Conformément aux dispositions de l’article 9 du code de procédure civile, il appartient à la partie qui sollicite des dommages et intérêts de démontrer l’existence de son préjudice.
En l’espèce, Monsieur [V] [T] ne produit aucune pièce de nature à démontrer le caractère indécent du logement ou son préjudice de jouissance, preuve qui lui incombe.
Par ailleurs, la demande en paiement de Madame [M] [X] ayant été partiellement accueillie, le caractère abusif de la présente procédure ne saurait être retenu.
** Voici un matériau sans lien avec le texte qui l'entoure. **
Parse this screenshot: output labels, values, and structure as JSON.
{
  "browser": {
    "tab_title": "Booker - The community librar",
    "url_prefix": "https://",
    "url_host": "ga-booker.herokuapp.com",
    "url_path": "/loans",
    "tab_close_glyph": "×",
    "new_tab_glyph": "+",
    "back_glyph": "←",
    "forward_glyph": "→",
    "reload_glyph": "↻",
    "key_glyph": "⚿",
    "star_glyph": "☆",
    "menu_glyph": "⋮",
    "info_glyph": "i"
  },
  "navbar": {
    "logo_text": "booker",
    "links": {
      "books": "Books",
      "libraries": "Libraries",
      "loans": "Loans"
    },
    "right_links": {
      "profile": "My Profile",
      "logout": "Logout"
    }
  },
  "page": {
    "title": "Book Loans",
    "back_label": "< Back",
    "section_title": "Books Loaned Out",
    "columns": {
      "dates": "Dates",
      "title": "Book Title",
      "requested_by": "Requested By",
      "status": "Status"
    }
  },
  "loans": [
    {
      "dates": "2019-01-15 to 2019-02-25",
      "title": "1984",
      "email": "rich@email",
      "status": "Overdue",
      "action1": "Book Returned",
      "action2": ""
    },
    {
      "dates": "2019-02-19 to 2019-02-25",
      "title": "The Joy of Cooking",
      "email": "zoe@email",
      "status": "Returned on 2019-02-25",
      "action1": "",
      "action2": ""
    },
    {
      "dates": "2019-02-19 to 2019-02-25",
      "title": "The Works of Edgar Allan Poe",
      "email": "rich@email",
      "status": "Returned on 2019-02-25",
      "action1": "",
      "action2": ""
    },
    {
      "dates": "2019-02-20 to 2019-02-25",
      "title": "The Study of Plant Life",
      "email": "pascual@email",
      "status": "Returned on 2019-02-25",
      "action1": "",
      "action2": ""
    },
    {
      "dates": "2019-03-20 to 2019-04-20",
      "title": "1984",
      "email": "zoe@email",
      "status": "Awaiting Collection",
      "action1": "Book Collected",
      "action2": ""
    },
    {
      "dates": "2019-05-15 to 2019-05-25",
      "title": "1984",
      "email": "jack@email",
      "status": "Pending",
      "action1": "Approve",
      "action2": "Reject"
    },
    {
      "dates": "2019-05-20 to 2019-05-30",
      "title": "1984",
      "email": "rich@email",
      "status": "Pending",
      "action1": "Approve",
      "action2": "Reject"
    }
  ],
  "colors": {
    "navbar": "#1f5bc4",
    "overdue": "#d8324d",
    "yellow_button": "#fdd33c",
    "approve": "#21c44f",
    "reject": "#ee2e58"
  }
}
Par suite, il convient de débouter Monsieur [V] [T] de ses demandes de dommages intérêts.
SUR LES DEMANDES ACCESSOIRES
En application de l’article 696 du code de procédure civile, il convient de condamner Monsieur [V] [T] au paiement des entiers dépens de l’instance
Conformément aux dispositions de l’article 700 du code de procédure civile, le juge condamne la partie tenue aux dépens ou qui perd son procès à payer à l’autre partie la somme qu’il détermine, au titre des frais exposés et non compris dans les dépens. Dans tous les cas, le juge tient compte de l’équité ou de la situation économique de la partie condamnée et il peut, même d’office, pour des raisons tirées des mêmes considérations, dire qu’il n’y a pas lieu à cette condamnation.
En l’espèce, Monsieur [V] [T] sera condamné à payer à Madame [M] [X] la somme de 400 € sur le fondement de l’article 700 du code de procédure civile au titre des frais exposés et non compris dans les dépens.
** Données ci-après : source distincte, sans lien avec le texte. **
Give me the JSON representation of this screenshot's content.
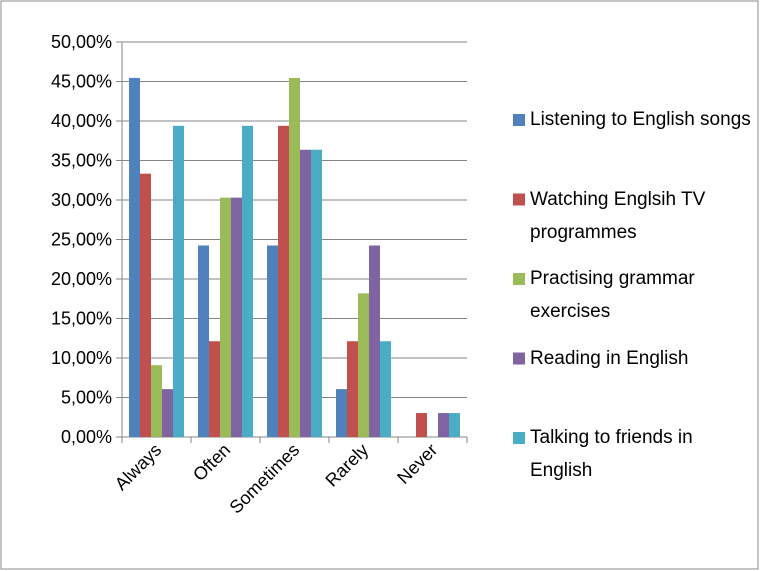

Eu égard à la solution donnée au litige, sa demande au titre de l’article 700 du code de procédure civile sera rejetée.
En application de l’article 514 du code de procédure civile, la présente décision est de droit exécutoire.
PAR CES MOTIFS :
La juge des contentieux de la protection, statuant après débats tenus en audience publique, par décision contradictoire et publique, par mise à disposition par le greffe et en premier ressort,
CONDAMNE Monsieur [V] [T] à verser à Madame [M] [X] la somme de 5 110 € actualisée au 17 janvier 2025 au titre de l’arriéré locatif (échéance du mois de janvier 2025 incluse), outre intérêts au taux légal à compter de la présente décision ;
DIT que Madame [M] [X] pourra conserver le dépôt de garantie au titre des loyers impayés;
REJETTE la demande de restitution du dépôt de garantie de Monsieur [V] [T] ;
ORDONNE la capitalisation annuelle des intérêts dans les conditions prévues par les dispositions de l’article 1343-2 du code civil ;
REJETTE les demandes de dommages-intérêts de Madame [M] [X] ;
REJETTE la demande de remboursement des loyers de Monsieur [V] [T] ;
REJETTE les demandes de dommages-intérêts de Monsieur [V] [T] ;
CONDAMNE Monsieur [V] [T] à verser à Madame [M] [X] la somme de 400
€ sur le fondement de l’article 700 du code de procédure civile ;
REJETTE la demande de Monsieur [V] [T] sur le fondement de l’article 700 du code de procédure civile ;
CONDAMNE Monsieur [V] [T] au paiement des dépens ;
RAPPELLE que la présente décision est assortie de plein droit de l’exécution provisoire.